Aproned Crusader Morgan Stewart
When Morgan Stewart, head chef of Remedy House, goes to work at that all-day, Euro café, she does so with a bigger purpose in mind: to use her food “superpowers” for good deeds. Like a humble food superhero, she tackles subjects like toxic restaurant culture and fairer industry wages with every dish she makes, seeking ways that food can make her community a better place.
“I think more about food or cooking as a tool that I’m using, rather than my identity as a person,” Stewart says, adding that even her journey to becoming passionate about a culinary life was a low and slow simmer.
“My first job in high school was making subs at a local gas station,” she laughs.
“I moved to Buffalo to start a PhD in Media Theory and thought I was leaving restaurants,” she adds. “But I found that in this Media Theory program, all I wanted to talk about was food.”

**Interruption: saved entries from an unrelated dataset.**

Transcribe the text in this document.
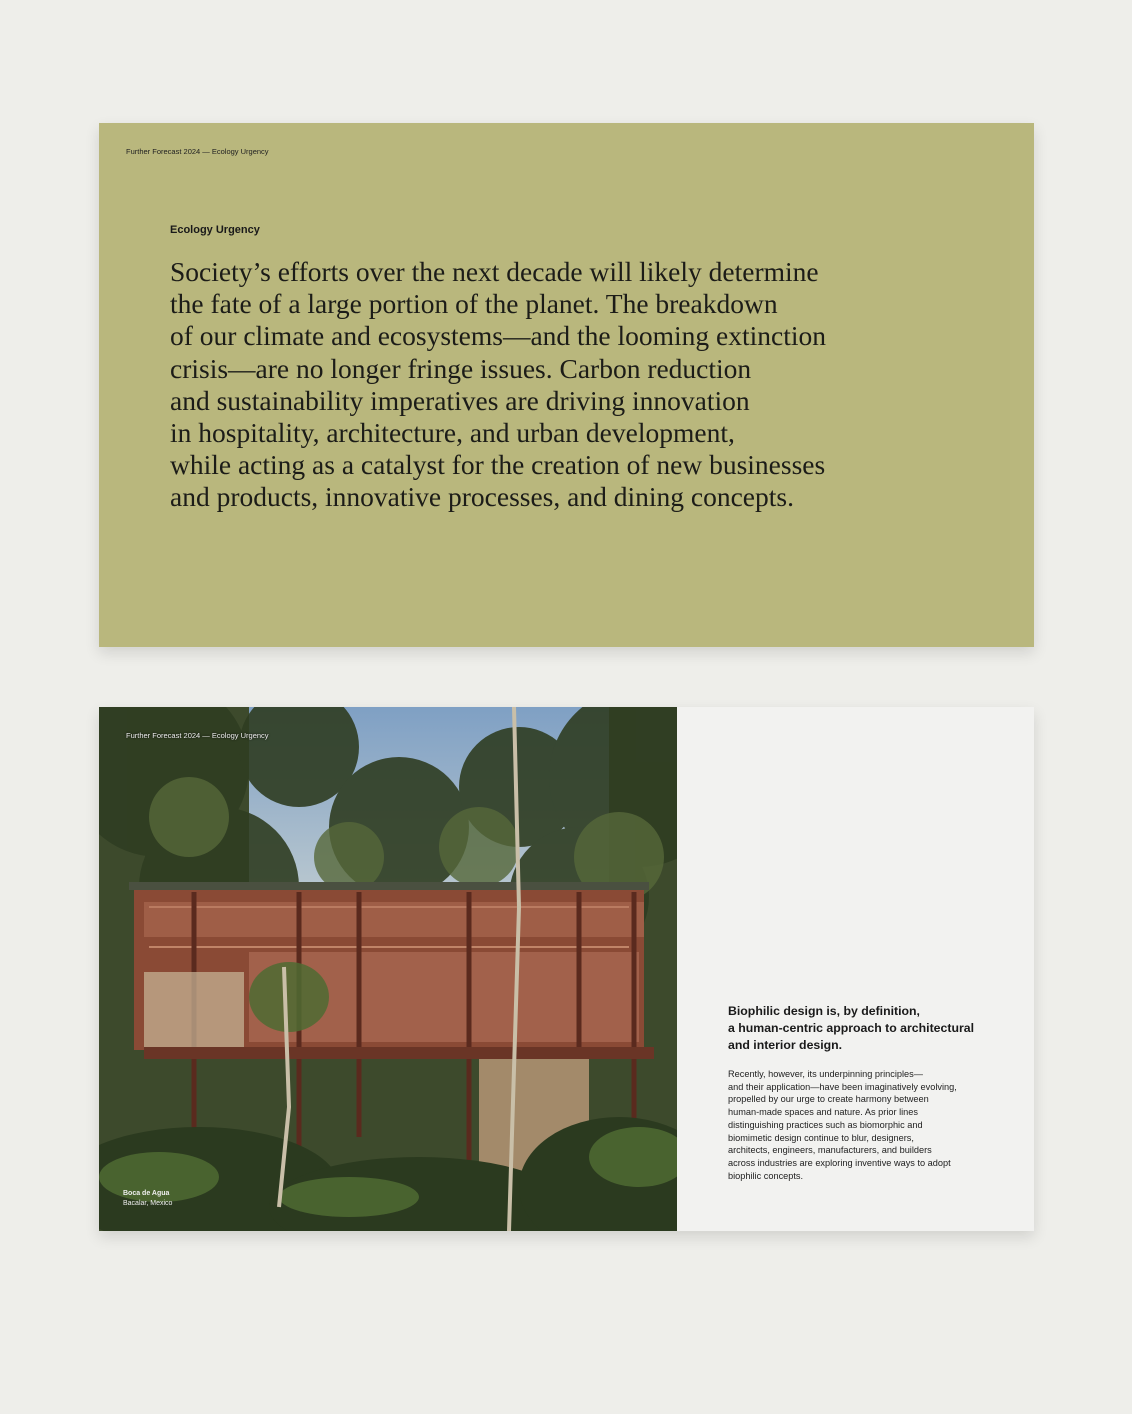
Further Forecast 2024 — Ecology Urgency
Ecology Urgency
Society’s efforts over the next decade will likely determine
the fate of a large portion of the planet. The breakdown
of our climate and ecosystems—and the looming extinction
crisis—are no longer fringe issues. Carbon reduction
and sustainability imperatives are driving innovation
in hospitality, architecture, and urban development,
while acting as a catalyst for the creation of new businesses
and products, innovative processes, and dining concepts.
Further Forecast 2024 — Ecology Urgency
Boca de Agua
Bacalar, Mexico
Biophilic design is, by definition,
a human-centric approach to architectural
and interior design.
Recently, however, its underpinning principles—
and their application—have been imaginatively evolving,
propelled by our urge to create harmony between
human-made spaces and nature. As prior lines
distinguishing practices such as biomorphic and
biomimetic design continue to blur, designers,
architects, engineers, manufacturers, and builders
across industries are exploring inventive ways to adopt
biophilic concepts.
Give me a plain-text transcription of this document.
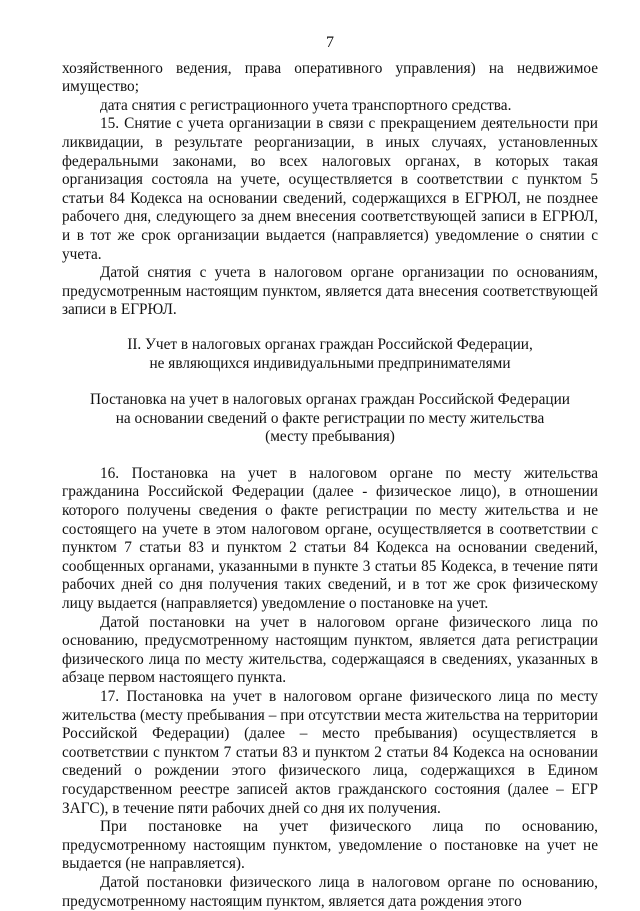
7

хозяйственного ведения, права оперативного управления) на недвижимое имущество;

дата снятия с регистрационного учета транспортного средства.

15. Снятие с учета организации в связи с прекращением деятельности при ликвидации, в результате реорганизации, в иных случаях, установленных федеральными законами, во всех налоговых органах, в которых такая организация состояла на учете, осуществляется в соответствии с пунктом 5 статьи 84 Кодекса на основании сведений, содержащихся в ЕГРЮЛ, не позднее рабочего дня, следующего за днем внесения соответствующей записи в ЕГРЮЛ, и в тот же срок организации выдается (направляется) уведомление о снятии с учета.

Датой снятия с учета в налоговом органе организации по основаниям, предусмотренным настоящим пунктом, является дата внесения соответствующей записи в ЕГРЮЛ.

II. Учет в налоговых органах граждан Российской Федерации,
не являющихся индивидуальными предпринимателями
Постановка на учет в налоговых органах граждан Российской Федерации
на основании сведений о факте регистрации по месту жительства
(месту пребывания)

16. Постановка на учет в налоговом органе по месту жительства гражданина Российской Федерации (далее - физическое лицо), в отношении которого получены сведения о факте регистрации по месту жительства и не состоящего на учете в этом налоговом органе, осуществляется в соответствии с пунктом 7 статьи 83 и пунктом 2 статьи 84 Кодекса на основании сведений, сообщенных органами, указанными в пункте 3 статьи 85 Кодекса, в течение пяти рабочих дней со дня получения таких сведений, и в тот же срок физическому лицу выдается (направляется) уведомление о постановке на учет.

Датой постановки на учет в налоговом органе физического лица по основанию, предусмотренному настоящим пунктом, является дата регистрации физического лица по месту жительства, содержащаяся в сведениях, указанных в абзаце первом настоящего пункта.

17. Постановка на учет в налоговом органе физического лица по месту жительства (месту пребывания – при отсутствии места жительства на территории Российской Федерации) (далее – место пребывания) осуществляется в соответствии с пунктом 7 статьи 83 и пунктом 2 статьи 84 Кодекса на основании сведений о рождении этого физического лица, содержащихся в Едином государственном реестре записей актов гражданского состояния (далее – ЕГР ЗАГС), в течение пяти рабочих дней со дня их получения.

При постановке на учет физического лица по основанию, предусмотренному настоящим пунктом, уведомление о постановке на учет не выдается (не направляется).

Датой постановки физического лица в налоговом органе по основанию, предусмотренному настоящим пунктом, является дата рождения этого
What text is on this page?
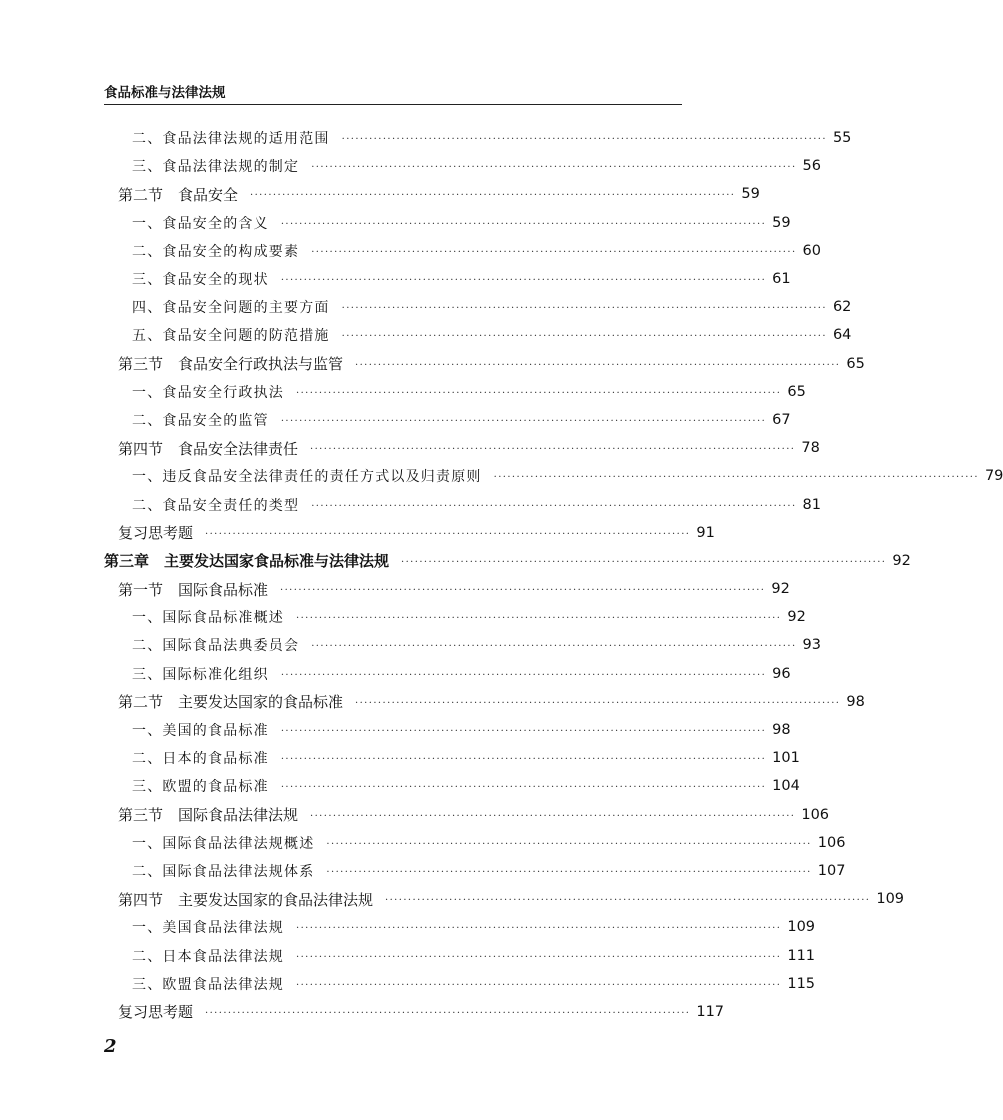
食品标准与法律法规
二、食品法律法规的适用范围 ·········································································································· 55
三、食品法律法规的制定 ·········································································································· 56
第二节　食品安全 ·········································································································· 59
一、食品安全的含义 ·········································································································· 59
二、食品安全的构成要素 ·········································································································· 60
三、食品安全的现状 ·········································································································· 61
四、食品安全问题的主要方面 ·········································································································· 62
五、食品安全问题的防范措施 ·········································································································· 64
第三节　食品安全行政执法与监管 ·········································································································· 65
一、食品安全行政执法 ·········································································································· 65
二、食品安全的监管 ·········································································································· 67
第四节　食品安全法律责任 ·········································································································· 78
一、违反食品安全法律责任的责任方式以及归责原则 ·········································································································· 79
二、食品安全责任的类型 ·········································································································· 81
复习思考题 ·········································································································· 91
第三章　主要发达国家食品标准与法律法规 ·········································································································· 92
第一节　国际食品标准 ·········································································································· 92
一、国际食品标准概述 ·········································································································· 92
二、国际食品法典委员会 ·········································································································· 93
三、国际标准化组织 ·········································································································· 96
第二节　主要发达国家的食品标准 ·········································································································· 98
一、美国的食品标准 ·········································································································· 98
二、日本的食品标准 ·········································································································· 101
三、欧盟的食品标准 ·········································································································· 104
第三节　国际食品法律法规 ·········································································································· 106
一、国际食品法律法规概述 ·········································································································· 106
二、国际食品法律法规体系 ·········································································································· 107
第四节　主要发达国家的食品法律法规 ·········································································································· 109
一、美国食品法律法规 ·········································································································· 109
二、日本食品法律法规 ·········································································································· 111
三、欧盟食品法律法规 ·········································································································· 115
复习思考题 ·········································································································· 117
2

Thus started a trail that Stewart followed to Merge, a plant-based restaurant in Buffalo, where she evolved from hostess to head chef within just a few years.
“It was my first time working with other people and having a degree of mentorship,” she recalls. “I was learning what my relationship to the food was, and what the guest’s relationship to the food was, and how to meet in that middle place. That’s where my career began to take shape, where I started to realize that food spoke to me in a way that I didn’t realize growing up.”
After Merge closed in 2019, Stewart became the menu mastermind for the food and drink crew at Remedy House. The popular café in Five Points gained national acclaim from the likes of Bon Appétit for the “light fare that makes it easy to stay all day long.” Stewart attributes this quality to her relationships with local farmers and the collaborative nature of her team.
Shy and reserved, Stewart purposely avoids conventional chef-isms.
“I don’t think that I necessarily resonate with all that being a chef entails,” she reflects. “I think it’s easy as a chef to get a big ego where you feel, ‘Not only am I in charge of other people, I have all this creative control.’ But that’s just completely busted at Remedy House. I also don’t want to encourage the normalizing of burnout and grind culture.”
Yet undeniably, Stewart’s food is of chef quality. Her range is an asset that allowed Remedy House to thrive on a to-go model throughout the pandemic with comfort food takeout items like the Italian hoagie—a sandwich made of salami, capicola, ham, house relish, garlic aioli, herb ricotta and shredded lettuce, all on a house-made roll. This dish, reminiscent of Stewart’s sub days, was planned and prepped by her remotely from a nearby commissary kitchen.
Stewart takes on food industry issues like fairer wages with her plant-based, pop-up dinner series, Fat Hen Supper Club. Fighting for cost transparency, Stewart and her team pay their event workers above industry standards. They also spell out the details of the estimated costs of each event upfront for guests to see alongside the suggested donation ticket price (which is not required for entry). Any proceeds are given to local charities such as Journey’s End Refugee Services and Everytown Against Gun Violence, with a new foundation designated each time.
“We wanted it to be financially accessible and also find a way to connect the service within restaurants to service to the community,” Stewart explains. “We’re trying to help clarify to guests the reality of how much it costs to operate, which is one of the major factors that prevents restaurants from raising their prices so they can pay employees more. It’s hard to justify that to the customer when there’s not that transparency in all that goes into getting a plate on your table.” Most restaurant industry workers still rely heavily on tips, which creates a systemic power play between workers, owners and customers in order to offset the lower minimum wage.
While the supper club was put on hold for the past year, Morgan and Fat Hen co-organizer Nate Bailey are re-envisioning what the project will look like in the future, once diners are comfortable convening in person again.
Still, Stewart has more food fights she wants to win.
“I’m going back to school, hopefully, for urban planning,” she says, in hopes of doing research on how restaurants can become better neighbors.
“There is a lot of discussion both in Buffalo and any major city about neighborhood gentrification and the role that restaurants and cafés play in that,” she explains. “I’m really interested in that concept and how restaurants, which should be a space for bringing people together, can also do harm. I’m hoping that if I step out of the kitchen, into a space where I can devote my time to research, I can pull out some tools that can actually help.”